Tak mnie naszlo po weekendzie, bo widzialem pompe gdzie wystarczylo
palcem powoli zakrecic a juz sie koncert odbywal ..
--
J.
-
2. Data: 2010-10-11 15:24:52
Temat: Re: Lozyska
Od: Konrad Anikiel <a...@g...com>
On Oct 11, 4:58 pm, "J.F." <j...@p...onet.pl> wrote:
> Wlasciwie dlaczego zuzyte lozyska kulkowe skrzypia, piszcza, wyja
> czy jak to sie tam nazywa ?
>
> Tak mnie naszlo po weekendzie, bo widzialem pompe gdzie wystarczylo
> palcem powoli zakrecic a juz sie koncert odbywal ..
>
Wszystkie formy tarcia między wszystkimi formami skupienia wywołują
drgania, bo po pierwsze ciągłość ośrodków jest tylko ich makroskopowym
modelem, a po drugie w czasie ruchu masz fluktuacje między tarciem
statycznym i dynamicznym. A na widmo i amplitudę tych drgań mają wpływ
różne czynniki, resztę sobie sam dopowiedz :)
Konrad
-
3. Data: 2010-10-11 17:25:46
Temat: Re: Lozyska
Od: PeJot <P...@o...pl>
W dniu 2010-10-11 16:58, J.F. pisze:
>
> Wlasciwie dlaczego zuzyte lozyska kulkowe skrzypia, piszcza, wyja czy
> jak to sie tam nazywa ?
Bo nie są już *toczne* tylko ślizgowe i to na sucho.
--
P. Jankisz
O rowerach: http://coogee.republika.pl/pj/pj.html
"Dopóki nie skorzystałem z Internetu, nie wiedziałem, że na świecie jest
tylu idiotów" Stanisław Lem
-
4. Data: 2010-10-12 00:20:29
Temat: Re: Lozyska
Od: "kogutek" <k...@v...pl>
>
> Wlasciwie dlaczego zuzyte lozyska kulkowe skrzypia, piszcza, wyja
> czy jak to sie tam nazywa ?
>
> Tak mnie naszlo po weekendzie, bo widzialem pompe gdzie wystarczylo
> palcem powoli zakrecic a juz sie koncert odbywal ..
>
> --
> J.
>
Szumią. Współpracujące powierzchnie się degradują. Robią się chropowate i
zmienia się ich kształt. Drgania przenoszą się na korpusy w których są osadzone.

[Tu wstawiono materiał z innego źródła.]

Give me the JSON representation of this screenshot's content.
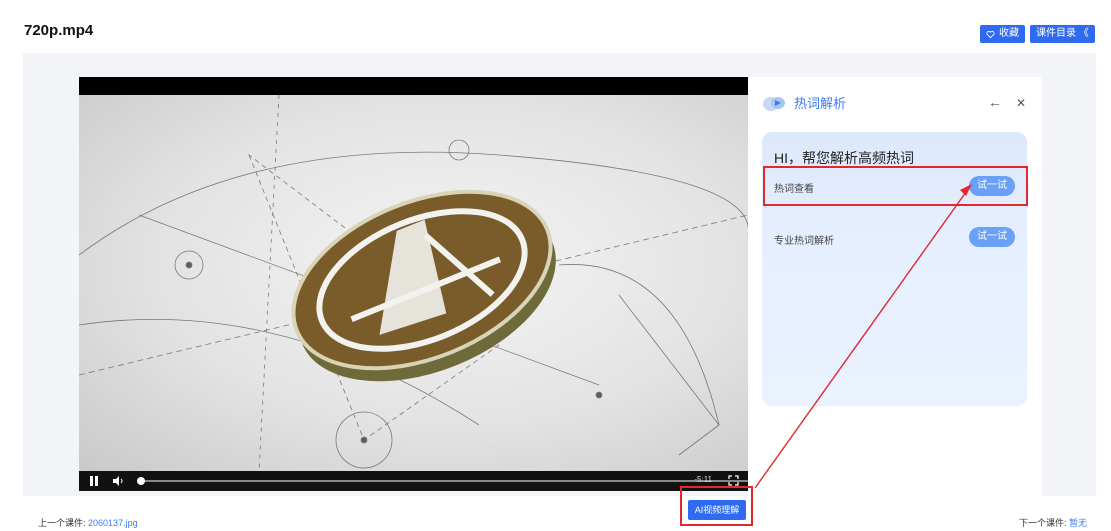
{
  "header": {
    "title": "720p.mp4"
  },
  "top_buttons": {
    "favorite_label": "收藏",
    "catalog_label": "课件目录 《"
  },
  "player": {
    "time": "-5:11"
  },
  "hotword_panel": {
    "title": "热词解析",
    "back_icon": "←",
    "close_icon": "✕",
    "greeting": "HI，帮您解析高频热词",
    "rows": [
      {
        "label": "热词查看",
        "button": "试一试"
      },
      {
        "label": "专业热词解析",
        "button": "试一试"
      }
    ]
  },
  "ai_button": {
    "label": "AI视频理解"
  },
  "footer": {
    "prev_label": "上一个课件:",
    "prev_value": "2060137.jpg",
    "next_label": "下一个课件:",
    "next_value": "暂无"
  },
  "colors": {
    "accent": "#2f6bf0",
    "highlight": "#e0282d",
    "panel_title": "#3a7bf7"
  },
  "icons": [
    "heart-icon",
    "play-pause-icon",
    "volume-icon",
    "fullscreen-icon",
    "cloud-logo-icon",
    "back-arrow-icon",
    "close-icon"
  ]
}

Jak wyjmiesz takie łożysko i zakręcisz w ręku to będzie dużo ciszej. A jak
jakiegoś smarowidła dołożysz to prawie sztuka nówka przez moment będzie.
Oczywiście mowa o łożyskach zużytych a nie uszkodzonych. Jak jest dojście żeby
kawałek kija od szczotki przyłożyć to można posłuchać i wyczaić które łożysko
jest zużyte. Kij do miejsc a gdzie jest łożysko a drugą stroną do ucha
przyłożyć. Jak ktoś ma wprawę i wie jak szumi łożysko nowe to bez problemu
wyłapie zużyte.
--
Wysłano z serwisu OnetNiusy: http://niusy.onet.pl
-
5. Data: 2010-10-12 14:06:30
Temat: Re: Lozyska
Od: "J.F." <j...@p...onet.pl>
Użytkownik "kogutek" <k...@v...pl> napisał w
>> Wlasciwie dlaczego zuzyte lozyska kulkowe skrzypia, piszcza,
>> wyja
>> czy jak to sie tam nazywa ?
>> Tak mnie naszlo po weekendzie, bo widzialem pompe gdzie
>> wystarczylo
>> palcem powoli zakrecic a juz sie koncert odbywal ..
> Szumią.
To akurat wyło/skrzypialo :-)
> Współpracujące powierzchnie się degradują. Robią się chropowate i
> zmienia się ich kształt. Drgania przenoszą się na korpusy w
> których są osadzone.
> Jak wyjmiesz takie łożysko i zakręcisz w ręku to będzie dużo
> ciszej. A jak
Hm, przyjmujac twoja hipoteze .. czemu ? Luz nieco sie zwiekszy,
ale przeciez nawet osadzone w korpusie powinny miec luz wiekszy niz
nowe ..
> jakiegoś smarowidła dołożysz to prawie sztuka nówka przez moment
> będzie.
> Oczywiście mowa o łożyskach zużytych a nie uszkodzonych.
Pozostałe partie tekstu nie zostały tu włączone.